God himself is slow to anger. Christ showed his patience especially in his Passion. What about us?

Pope Francis’ current general audience series is on vices and virtues. In considering the virtue of patience, he reflected how Jesus especially showed this virtue during the Passion:

It is precisely in the Passion that Christ’s patience emerges, as he accepts being arrested, beaten and unjustly condemned, with meekness and mildness. He does not complain before Pilate. He bears being insulted, spat upon, and flogged by the soldiers. He carries the weight of the cross. He forgives those who nail him to the wood, and while on the cross, he does not respond to provocation, but rather offers mercy.

The Pope also noted how Scripture repeatedly affirms that “faced with our infidelity, God shows himself to be ‘slow to anger’ (cf. Ex 34:6; cf. Nm 14:18): Instead of venting his distaste for man’s evil and sin, he reveals himself to be greater, always ready to start afresh with infinite patience. For Paul, this is the first feature of God’s love.”

But we humans are another story, the Pope admitted.

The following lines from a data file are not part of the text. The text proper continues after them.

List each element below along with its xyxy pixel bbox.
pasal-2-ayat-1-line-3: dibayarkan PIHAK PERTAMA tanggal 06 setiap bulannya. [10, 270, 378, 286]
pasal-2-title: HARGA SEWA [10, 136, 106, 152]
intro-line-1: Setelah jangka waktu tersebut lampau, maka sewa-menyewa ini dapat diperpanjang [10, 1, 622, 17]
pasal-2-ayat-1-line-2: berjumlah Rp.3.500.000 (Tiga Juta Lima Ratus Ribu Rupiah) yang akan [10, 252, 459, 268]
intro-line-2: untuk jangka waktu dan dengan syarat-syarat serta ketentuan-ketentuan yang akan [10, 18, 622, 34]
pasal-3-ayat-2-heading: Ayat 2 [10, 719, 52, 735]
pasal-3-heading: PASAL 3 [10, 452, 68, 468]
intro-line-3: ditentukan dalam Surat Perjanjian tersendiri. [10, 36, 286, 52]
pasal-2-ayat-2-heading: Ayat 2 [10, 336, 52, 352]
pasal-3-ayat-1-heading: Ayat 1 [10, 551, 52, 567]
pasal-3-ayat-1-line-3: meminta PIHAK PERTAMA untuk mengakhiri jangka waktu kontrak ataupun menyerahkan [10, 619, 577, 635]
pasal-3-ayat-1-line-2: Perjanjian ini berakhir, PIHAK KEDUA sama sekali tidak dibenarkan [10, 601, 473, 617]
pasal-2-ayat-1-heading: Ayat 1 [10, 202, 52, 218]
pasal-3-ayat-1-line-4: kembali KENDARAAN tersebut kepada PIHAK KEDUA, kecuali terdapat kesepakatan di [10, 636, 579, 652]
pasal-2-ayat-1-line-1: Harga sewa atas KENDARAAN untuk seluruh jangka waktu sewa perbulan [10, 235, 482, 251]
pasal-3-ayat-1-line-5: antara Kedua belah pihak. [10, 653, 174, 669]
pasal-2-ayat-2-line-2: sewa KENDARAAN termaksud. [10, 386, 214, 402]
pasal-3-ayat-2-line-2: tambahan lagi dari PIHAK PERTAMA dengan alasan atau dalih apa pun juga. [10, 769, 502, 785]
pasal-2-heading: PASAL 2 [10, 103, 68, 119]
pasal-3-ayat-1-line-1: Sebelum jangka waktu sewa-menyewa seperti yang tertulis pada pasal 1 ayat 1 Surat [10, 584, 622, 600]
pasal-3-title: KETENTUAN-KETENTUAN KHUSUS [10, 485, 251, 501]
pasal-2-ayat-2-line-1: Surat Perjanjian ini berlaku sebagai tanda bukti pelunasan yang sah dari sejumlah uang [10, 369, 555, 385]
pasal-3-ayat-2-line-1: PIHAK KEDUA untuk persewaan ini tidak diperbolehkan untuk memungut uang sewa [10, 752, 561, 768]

In everyday life we are impatient, all of us. We need it as an “essential vitamin” in order to get by, but it is instinctive for us to lose our patience and respond to evil with evil. It is difficult to stay calm, to control our instincts, to refrain from bad responses, to defuse quarrels and conflicts in the family, at work, or in the Christian community.

Recalling that we really must work on patience because it is what we are called to as Christians, the Pope offered four tips:

1
Ask the Holy Spirit for patience

Since, as St. Paul teaches us, it is a fruit of the Holy Spirit (cf. Gal5:22), one must ask for it from the Spirit of Christ.

2
Contemplate the Crucified Christ

Contemplate the Crucified One, to assimilate his patience.

3
Take the people who most annoy you to God

Another good exercise is to take to [God] the most bothersome people, asking for the grace to put into practice towards them that work of mercy so well known, yet so disregarded: patiently enduring troublesome people.

Ask “to look at them with compassion, with God’s gaze, knowing how to distinguish their faces from their faults. We have the habit of cataloging people according to the mistakes they make. No, this is not good. Let us seek people by their faces, their heart, and not their mistakes.”

4
Get some perspective

Lastly, in order to cultivate patience, a virtue which gives breath to life, it is good to broaden one’s outlook. For example, by not restricting the field of the world to our own troubles, as the Imitation of Christ invites us to do:

“Well may you remember the very painful woes of others, that you may bear your own little ones the more easily,” recalling that “with God nothing that is suffered for His sake, no matter how small, can pass without reward” (III, 19).

And again, when we feel we are in the grip of adversity, as Job teaches us, it is good to open ourselves with hope to the newness of God, in the unwavering confidence that he does not disappoint our expectations. Patience, and knowing how to bear troubles.